De leden van de VVD-fractie wijzen erop dat de voorgestelde beperking van de jacht duidelijk verder gaat dan waartoe ons land internationaal is gehouden. In dit verband vragen zij allereerst of alle genoemde trekvogels nog wel trekvogels zijn in die zin dat zij slechts tijdelijk in Nederland verblijven.

De soorten waarom het gaat, behoren niet tot de standwildsoorten. Dit sluit overigens niet uit dat het wel voorkomt dat op enkele plaatsen individuele exemplaren van die soort ook permanent in ons land verblijven.

Voorts wijzen deze leden op uitlatingen van de Federatie van Europese Jagersverenigingen en de International Council for Game and Wildlife Conservation, welke organisaties vraagtekens plaatsen bij de voorgestelde beperking van de wildlijst en de gevolgen hiervan voor de geloofwaardigheid van Nederland in internationaal verband.

Ik vermag niet in te zien dat de positie van Nederland internationaal schade wordt gedaan door de voorstellen.

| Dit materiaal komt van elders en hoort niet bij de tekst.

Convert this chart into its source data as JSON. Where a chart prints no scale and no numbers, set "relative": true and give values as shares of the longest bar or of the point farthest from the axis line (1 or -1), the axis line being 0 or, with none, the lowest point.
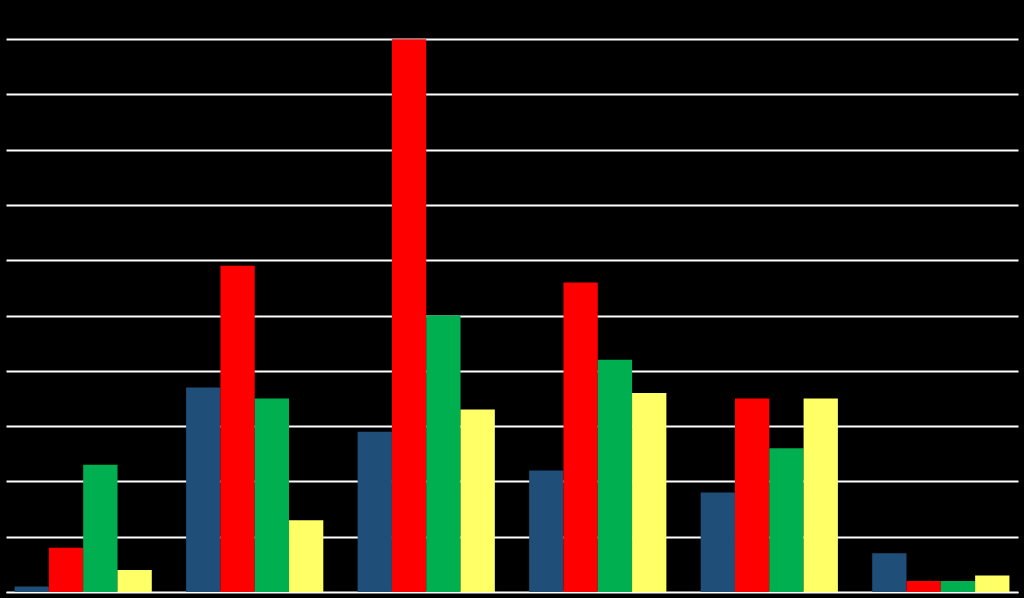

Veeleer het tegendeel, omdat ik de voorstellen mede als een krachtig signaal beschouw voor een ook internationaal voorgestaan beleid gericht op de instandhouding van trekwildsoorten.

Ik meen hiermee ook de vragen van deze leden te hebben beantwoord over de positie van Nederland in discussies over de jacht in verband van de Europese Unie. Ik wijs erop dat er ook thans reeds de nodige verschillen zijn tussen de lid-staten, waar het gaat om mogelijkheden tot bejaging van soorten.

Een ander gevolg van de voorstellen voor de wildlijst betreft de verantwoordelijkheid van de jachthouder.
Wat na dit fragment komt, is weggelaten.